Johnston Press recorded a year-on-year drop in adjusted pre-tax profit of almost a third last year, the regional newspaper publisher reported this morning.
The company said pre-tax profit for 2010 fell 29.6 per cent year on year to £30.5m from the £43.3m it made in the previous 12 months – overall revenue dropped six per cent to £398.1m last year.
Johnston Press said the revenue slump was reduced significantly by operating costs being cut by £30.1m during the 12-month period, which included reducing headcount by 9.2 per cent to 6,209 employees. That’s a reduction of more than 600 staff.

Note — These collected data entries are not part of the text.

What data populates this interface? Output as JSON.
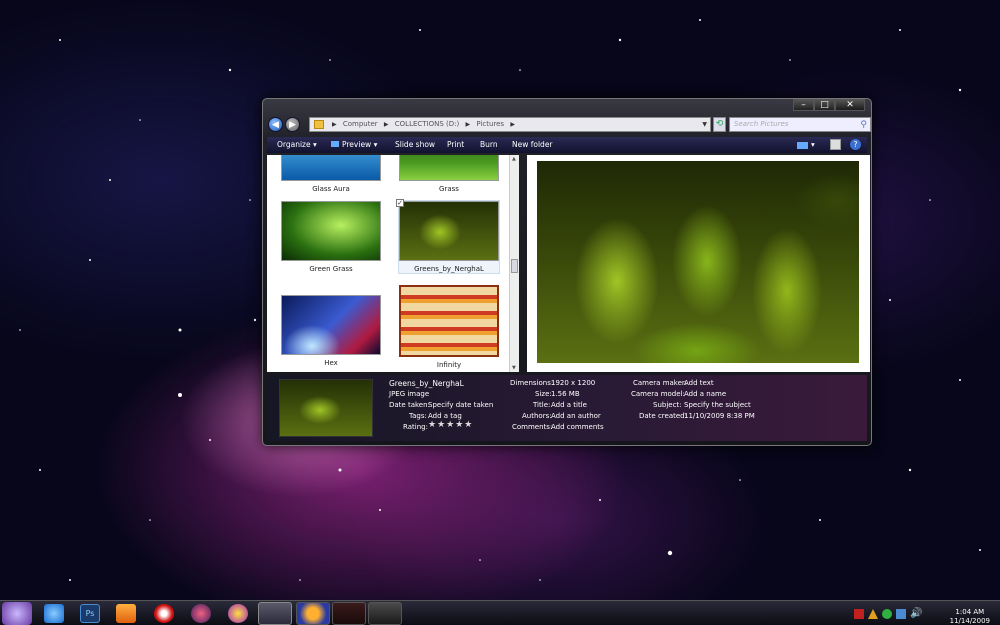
{
  "window": {
    "controls": {
      "minimize": "–",
      "maximize": "□",
      "close": "✕"
    },
    "address": {
      "crumbs": [
        "Computer",
        "COLLECTIONS (D:)",
        "Pictures"
      ],
      "search_placeholder": "Search Pictures"
    },
    "toolbar": {
      "organize": "Organize",
      "preview": "Preview",
      "slideshow": "Slide show",
      "print": "Print",
      "burn": "Burn",
      "new_folder": "New folder"
    },
    "files": [
      {
        "label": "Glass Aura"
      },
      {
        "label": "Grass"
      },
      {
        "label": "Green Grass"
      },
      {
        "label": "Greens_by_NerghaL",
        "selected": true
      },
      {
        "label": "Hex"
      },
      {
        "label": "Infinity"
      }
    ],
    "details": {
      "name": "Greens_by_NerghaL",
      "type": "JPEG image",
      "date_taken_label": "Date taken:",
      "date_taken_value": "Specify date taken",
      "tags_label": "Tags:",
      "tags_value": "Add a tag",
      "rating_label": "Rating:",
      "rating_value": "★★★★★",
      "dimensions_label": "Dimensions:",
      "dimensions_value": "1920 x 1200",
      "size_label": "Size:",
      "size_value": "1.56 MB",
      "title_label": "Title:",
      "title_value": "Add a title",
      "authors_label": "Authors:",
      "authors_value": "Add an author",
      "comments_label": "Comments:",
      "comments_value": "Add comments",
      "camera_maker_label": "Camera maker:",
      "camera_maker_value": "Add text",
      "camera_model_label": "Camera model:",
      "camera_model_value": "Add a name",
      "subject_label": "Subject:",
      "subject_value": "Specify the subject",
      "date_created_label": "Date created:",
      "date_created_value": "11/10/2009 8:38 PM"
    }
  },
  "taskbar": {
    "time": "1:04 AM",
    "date": "11/14/2009",
    "icons": [
      "internet-explorer-icon",
      "photoshop-icon",
      "media-player-icon",
      "ball-icon",
      "gem-icon",
      "messenger-icon",
      "explorer-icon",
      "firefox-icon",
      "app-icon",
      "game-icon"
    ]
  },
  "colors": {
    "toolbar_bg": "#1c1c40",
    "details_bg": "#2a1a36",
    "accent_blue": "#1c5bb5"
  }
}
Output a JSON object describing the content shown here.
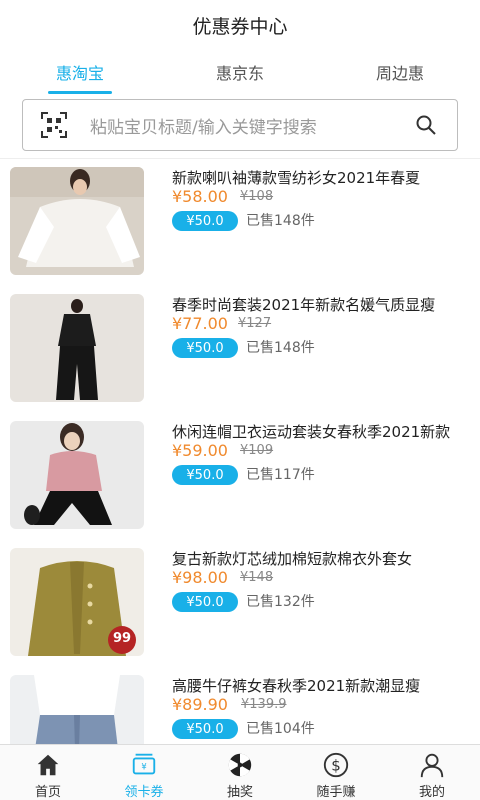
{
  "header": {
    "title": "优惠券中心"
  },
  "tabs": [
    {
      "label": "惠淘宝",
      "active": true
    },
    {
      "label": "惠京东",
      "active": false
    },
    {
      "label": "周边惠",
      "active": false
    }
  ],
  "search": {
    "placeholder": "粘贴宝贝标题/输入关键字搜索"
  },
  "products": [
    {
      "title": "新款喇叭袖薄款雪纺衫女2021年春夏",
      "price": "¥58.00",
      "old_price": "¥108",
      "coupon": "¥50.0",
      "sold": "已售148件"
    },
    {
      "title": "春季时尚套装2021年新款名媛气质显瘦",
      "price": "¥77.00",
      "old_price": "¥127",
      "coupon": "¥50.0",
      "sold": "已售148件"
    },
    {
      "title": "休闲连帽卫衣运动套装女春秋季2021新款",
      "price": "¥59.00",
      "old_price": "¥109",
      "coupon": "¥50.0",
      "sold": "已售117件"
    },
    {
      "title": "复古新款灯芯绒加棉短款棉衣外套女",
      "price": "¥98.00",
      "old_price": "¥148",
      "coupon": "¥50.0",
      "sold": "已售132件",
      "badge": "99"
    },
    {
      "title": "高腰牛仔裤女春秋季2021新款潮显瘦",
      "price": "¥89.90",
      "old_price": "¥139.9",
      "coupon": "¥50.0",
      "sold": "已售104件"
    }
  ],
  "bottom_nav": [
    {
      "label": "首页",
      "icon": "home-icon",
      "active": false
    },
    {
      "label": "领卡券",
      "icon": "coupon-icon",
      "active": true
    },
    {
      "label": "抽奖",
      "icon": "lottery-icon",
      "active": false
    },
    {
      "label": "随手赚",
      "icon": "dollar-icon",
      "active": false
    },
    {
      "label": "我的",
      "icon": "user-icon",
      "active": false
    }
  ],
  "colors": {
    "accent": "#19b0e8",
    "price": "#f08a2e"
  }
}
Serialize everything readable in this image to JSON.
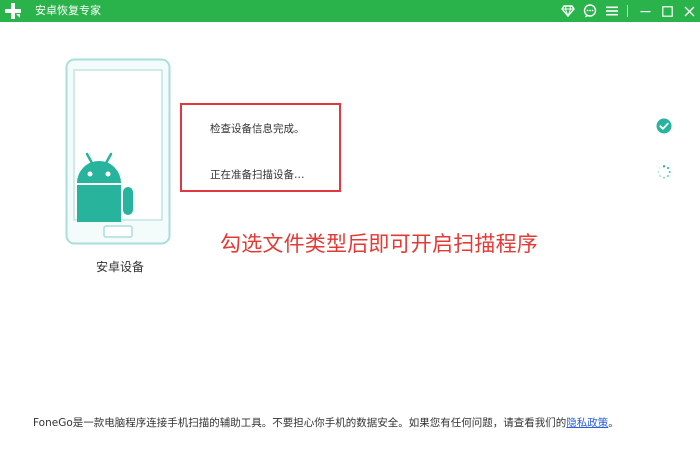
{
  "window": {
    "title": "安卓恢复专家",
    "brand_color": "#2ab34a",
    "icons": [
      "diamond-icon",
      "chat-icon",
      "menu-icon",
      "minimize-icon",
      "maximize-icon",
      "close-icon"
    ]
  },
  "device": {
    "label": "安卓设备",
    "icon": "android-phone-icon"
  },
  "status": {
    "line1": "检查设备信息完成。",
    "line2": "正在准备扫描设备…",
    "line1_icon": "check-circle-icon",
    "line2_icon": "loading-spinner-icon",
    "highlight_color": "#e0383e"
  },
  "annotation": {
    "text": "勾选文件类型后即可开启扫描程序",
    "color": "#e53935"
  },
  "footer": {
    "text": "FoneGo是一款电脑程序连接手机扫描的辅助工具。不要担心你手机的数据安全。如果您有任何问题，请查看我们的",
    "link": "隐私政策",
    "end": "。"
  }
}
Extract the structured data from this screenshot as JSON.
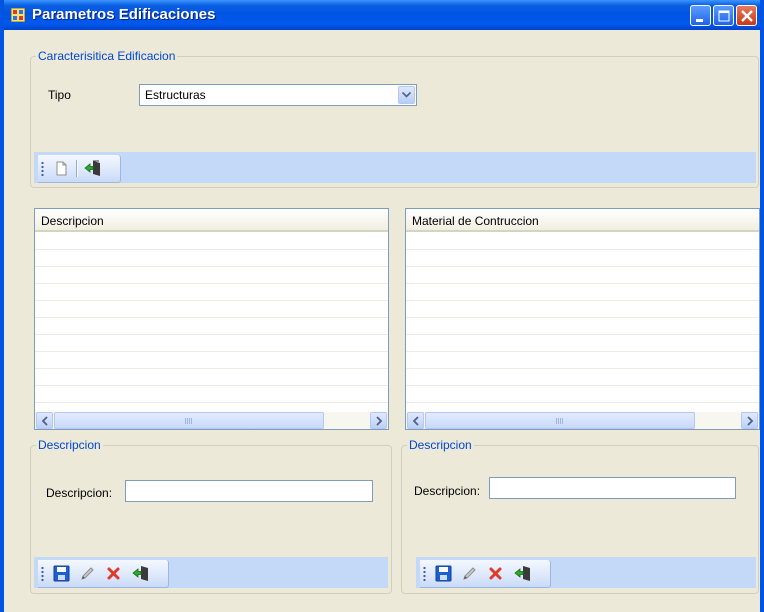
{
  "window": {
    "title": "Parametros Edificaciones"
  },
  "caracteristica": {
    "legend": "Caracterisitica Edificacion",
    "tipo_label": "Tipo",
    "tipo_value": "Estructuras"
  },
  "list_left": {
    "header": "Descripcion",
    "scroll_thumb_grip": "III"
  },
  "list_right": {
    "header": "Material de Contruccion",
    "scroll_thumb_grip": "III"
  },
  "group_left": {
    "legend": "Descripcion",
    "field_label": "Descripcion:",
    "field_value": ""
  },
  "group_right": {
    "legend": "Descripcion",
    "field_label": "Descripcion:",
    "field_value": ""
  },
  "icons": {
    "new": "new-document-icon",
    "exit": "exit-door-icon",
    "save": "save-icon",
    "edit": "pencil-edit-icon",
    "delete": "delete-x-icon"
  },
  "colors": {
    "title_bar": "#0054e3",
    "legend_text": "#0046d5",
    "toolstrip": "#c4d8f8",
    "background": "#ece9d8"
  }
}
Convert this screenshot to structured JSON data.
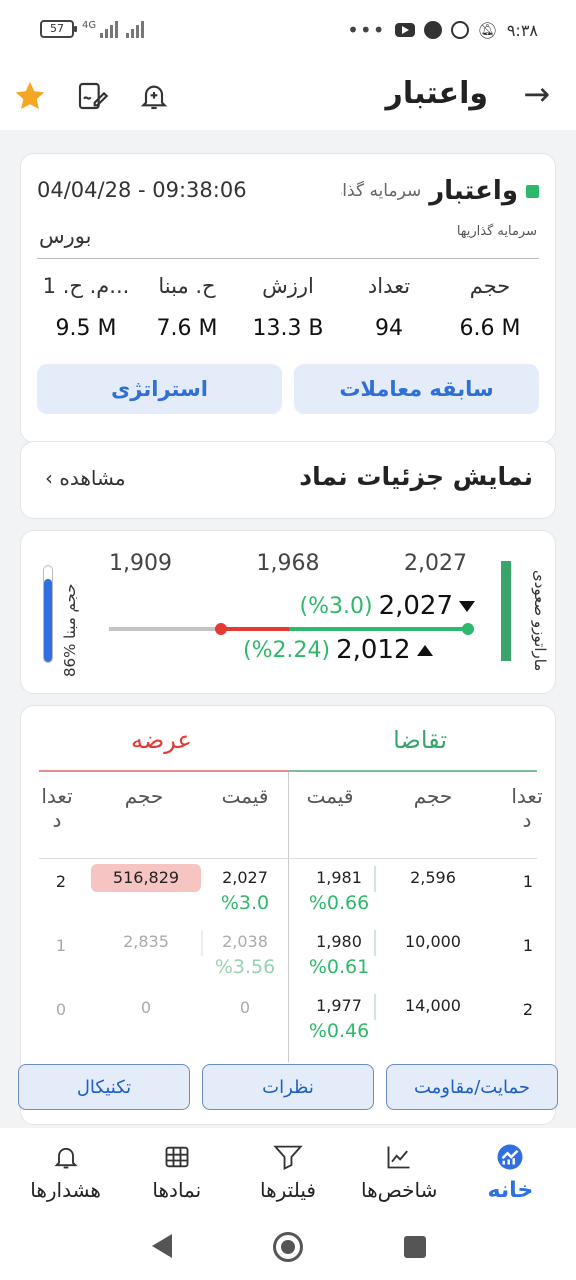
{
  "status_bar": {
    "battery": "57",
    "network": "4G",
    "dots": "•••",
    "time": "۹:۳۸"
  },
  "app_bar": {
    "title": "واعتبار",
    "back_icon": "arrow-right-icon"
  },
  "summary": {
    "symbol": "واعتبار",
    "full_name": "سرمایه گذاری اعتبار ایران",
    "datetime": "04/04/28 - 09:38:06",
    "group": "سرمایه گذاریها",
    "market": "بورس",
    "stats": [
      {
        "label": "حجم",
        "value": "6.6 M"
      },
      {
        "label": "تعداد",
        "value": "94"
      },
      {
        "label": "ارزش",
        "value": "13.3 B"
      },
      {
        "label": "ح. مبنا",
        "value": "7.6 M"
      },
      {
        "label": "م. ح. 1...",
        "value": "9.5 M"
      }
    ],
    "btn_trades": "سابقه معاملات",
    "btn_strategy": "استراتژی"
  },
  "details": {
    "title": "نمایش جزئیات نماد",
    "view": "مشاهده"
  },
  "range": {
    "buyer_power": "ماراتوزو صعودی",
    "top_prices": [
      "1,909",
      "1,968",
      "2,027"
    ],
    "high": "2,027",
    "high_pct": "(%3.0)",
    "low": "2,012",
    "low_pct": "(%2.24)",
    "volume_label": "86% حجم مبنا",
    "volume_pct": 86
  },
  "order_book": {
    "bid_title": "تقاضا",
    "ask_title": "عرضه",
    "headers": {
      "count": "تعدا د",
      "volume": "حجم",
      "price": "قیمت"
    },
    "rows": [
      {
        "bid_count": "1",
        "bid_vol": "2,596",
        "bid_price": "1,981",
        "bid_pct": "%0.66",
        "ask_price": "2,027",
        "ask_pct": "%3.0",
        "ask_vol": "516,829",
        "ask_count": "2"
      },
      {
        "bid_count": "1",
        "bid_vol": "10,000",
        "bid_price": "1,980",
        "bid_pct": "%0.61",
        "ask_price": "2,038",
        "ask_pct": "%3.56",
        "ask_vol": "2,835",
        "ask_count": "1"
      },
      {
        "bid_count": "2",
        "bid_vol": "14,000",
        "bid_price": "1,977",
        "bid_pct": "%0.46",
        "ask_price": "0",
        "ask_pct": "",
        "ask_vol": "0",
        "ask_count": "0"
      }
    ]
  },
  "bottom_buttons": [
    "حمایت/مقاومت",
    "نظرات",
    "تکنیکال"
  ],
  "nav": [
    {
      "label": "خانه",
      "icon": "home-icon"
    },
    {
      "label": "شاخص‌ها",
      "icon": "chart-icon"
    },
    {
      "label": "فیلترها",
      "icon": "filter-icon"
    },
    {
      "label": "نمادها",
      "icon": "grid-icon"
    },
    {
      "label": "هشدارها",
      "icon": "bell-icon"
    }
  ]
}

Full-year financial results were reported today as Johnston Press also announced that chief executive John Fry would step down from his post by next March. He has been in post for little over two years.
The company said that print advertising revenue declined 7.1 per cent in 2010 to £235.8m and like-for-like circulation revenue dropped 2.8 per cent to £96.7m.
Overall ad revenue declined 6.4 per cent to £134.2m in 2010, with a drop of 5.7 per cent in the UK and 19.1 per cent in Ireland.
Of this, employment advertising dropped 19.7 per cent year on year, motoring was down 7.8 per cent, other classifieds ads dropped 7.5 per cent and display dropped 5.7 per cent. Property classified ads grew 5.2 per cent year on year.
Johnston Press said ad revenue had worsened in the first nine weeks of 2011 as it dropped 11.4 per cent.
Despite falls in pre-tax profit and revenue, Johnston Press said underlying operating profit rose for the first time since 2004 as it climbed 3.9 per cent year on year to £72m.
Johnston Press was forced to refinance is debt facility of £485m, in August 2009, albeit at a greatly increased cost of borrowing.
The company said that the cost of borrowing rocketed last year, as financial costs totalled £41.9m – a ‘very significant increase’from financing costs of £28.8m the previous year, Johnston Press said.
Despite the significant increase in finance costs Johnston Press said net debt was reduced by £35.4m to £386.7m over the course of 2010 and that its short-term priority remained debt reduction. No dividend payment was proposed.